Performance on stereo music was very enjoyable. Listening to Peter Gabriel's dynamic Up release, his first release in ten years, which features a lot of extremely well-recorded low-end bass, very clean vocals and wide soundstage, the 1752 processed it all very well. I found bass reproduction to be tight and fast, and the midrange (where voices reside) to be very smooth and pleasing. On bass-pounding tracks like Growing Up or Signal to Noise, the presentation was extremely exciting. On more acoustic music, such as on Tony Levin's exciting new live recording, Double Espresso, a double live CD package including music from his last tour with his band, my results were similar. The soundstage created by the NAD complemented my reference speaker package, and together created a very nice presentation that was hard to turn off. The NAD is definitely a nice centerpiece for a listening system, as well as surround sound system.

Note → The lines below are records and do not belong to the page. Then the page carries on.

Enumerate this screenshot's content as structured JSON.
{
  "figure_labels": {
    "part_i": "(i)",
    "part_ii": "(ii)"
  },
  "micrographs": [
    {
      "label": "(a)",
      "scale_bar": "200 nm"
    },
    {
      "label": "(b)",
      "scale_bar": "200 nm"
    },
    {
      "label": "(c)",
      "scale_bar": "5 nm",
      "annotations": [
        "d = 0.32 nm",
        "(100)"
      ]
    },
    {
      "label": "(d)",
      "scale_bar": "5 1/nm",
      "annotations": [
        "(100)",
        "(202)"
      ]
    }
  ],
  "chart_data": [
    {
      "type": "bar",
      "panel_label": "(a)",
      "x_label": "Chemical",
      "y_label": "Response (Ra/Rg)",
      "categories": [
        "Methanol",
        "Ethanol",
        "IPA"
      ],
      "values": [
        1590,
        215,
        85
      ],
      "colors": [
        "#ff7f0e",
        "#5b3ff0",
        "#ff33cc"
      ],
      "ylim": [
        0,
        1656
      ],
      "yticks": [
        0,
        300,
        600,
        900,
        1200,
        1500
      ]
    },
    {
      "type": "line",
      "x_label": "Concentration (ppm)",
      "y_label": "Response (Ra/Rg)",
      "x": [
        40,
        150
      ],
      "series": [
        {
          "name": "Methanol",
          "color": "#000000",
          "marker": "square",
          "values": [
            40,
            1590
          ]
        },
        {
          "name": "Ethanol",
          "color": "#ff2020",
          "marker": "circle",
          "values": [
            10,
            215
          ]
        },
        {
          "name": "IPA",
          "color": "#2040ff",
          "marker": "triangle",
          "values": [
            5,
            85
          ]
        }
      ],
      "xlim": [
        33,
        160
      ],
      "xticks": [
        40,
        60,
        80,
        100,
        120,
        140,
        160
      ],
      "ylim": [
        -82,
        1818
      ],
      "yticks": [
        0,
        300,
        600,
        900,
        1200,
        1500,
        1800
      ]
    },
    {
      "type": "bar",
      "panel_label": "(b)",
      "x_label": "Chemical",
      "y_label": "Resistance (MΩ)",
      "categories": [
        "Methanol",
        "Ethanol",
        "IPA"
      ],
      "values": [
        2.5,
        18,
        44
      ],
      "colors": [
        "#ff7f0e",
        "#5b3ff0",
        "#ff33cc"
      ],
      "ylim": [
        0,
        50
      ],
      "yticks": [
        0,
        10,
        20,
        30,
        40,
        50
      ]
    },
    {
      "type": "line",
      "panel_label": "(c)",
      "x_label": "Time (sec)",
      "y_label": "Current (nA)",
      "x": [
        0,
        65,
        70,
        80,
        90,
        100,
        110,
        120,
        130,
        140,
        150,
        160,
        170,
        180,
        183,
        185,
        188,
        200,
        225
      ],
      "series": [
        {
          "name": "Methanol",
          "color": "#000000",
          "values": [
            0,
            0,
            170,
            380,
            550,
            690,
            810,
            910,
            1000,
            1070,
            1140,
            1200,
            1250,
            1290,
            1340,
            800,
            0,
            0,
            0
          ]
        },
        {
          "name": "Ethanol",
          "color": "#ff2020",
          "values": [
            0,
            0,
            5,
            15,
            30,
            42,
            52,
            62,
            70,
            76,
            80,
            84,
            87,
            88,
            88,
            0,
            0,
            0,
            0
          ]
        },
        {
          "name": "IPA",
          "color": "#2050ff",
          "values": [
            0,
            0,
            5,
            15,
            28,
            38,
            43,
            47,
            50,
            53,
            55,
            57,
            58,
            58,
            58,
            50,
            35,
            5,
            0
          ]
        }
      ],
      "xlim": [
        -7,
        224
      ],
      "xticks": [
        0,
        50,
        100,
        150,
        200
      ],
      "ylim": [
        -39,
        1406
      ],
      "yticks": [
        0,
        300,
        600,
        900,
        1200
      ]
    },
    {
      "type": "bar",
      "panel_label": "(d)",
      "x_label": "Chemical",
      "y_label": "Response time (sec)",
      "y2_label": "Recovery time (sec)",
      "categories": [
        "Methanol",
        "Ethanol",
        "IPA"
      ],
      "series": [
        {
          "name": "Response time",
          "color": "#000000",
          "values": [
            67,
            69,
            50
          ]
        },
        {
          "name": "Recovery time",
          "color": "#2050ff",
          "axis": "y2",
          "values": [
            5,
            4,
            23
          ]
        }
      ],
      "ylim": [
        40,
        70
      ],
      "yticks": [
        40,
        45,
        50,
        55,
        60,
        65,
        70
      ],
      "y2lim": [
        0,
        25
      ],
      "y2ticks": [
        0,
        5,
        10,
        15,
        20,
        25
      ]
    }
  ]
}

Final Take - All in all, the 1752 offers excellent features, solid sound quality, and all the right in's and out's for virtually any user. If you have a small to medium- sized room, or wish to play your intense action films to the max, you will be very pleased. The 1752 has power to spare, and will make your home theater rock in the way that any home theater should. In the end, the theory of power revealing is very much to the point: the NAD was revealed to be an excellent performer with lots of power, especially for the price.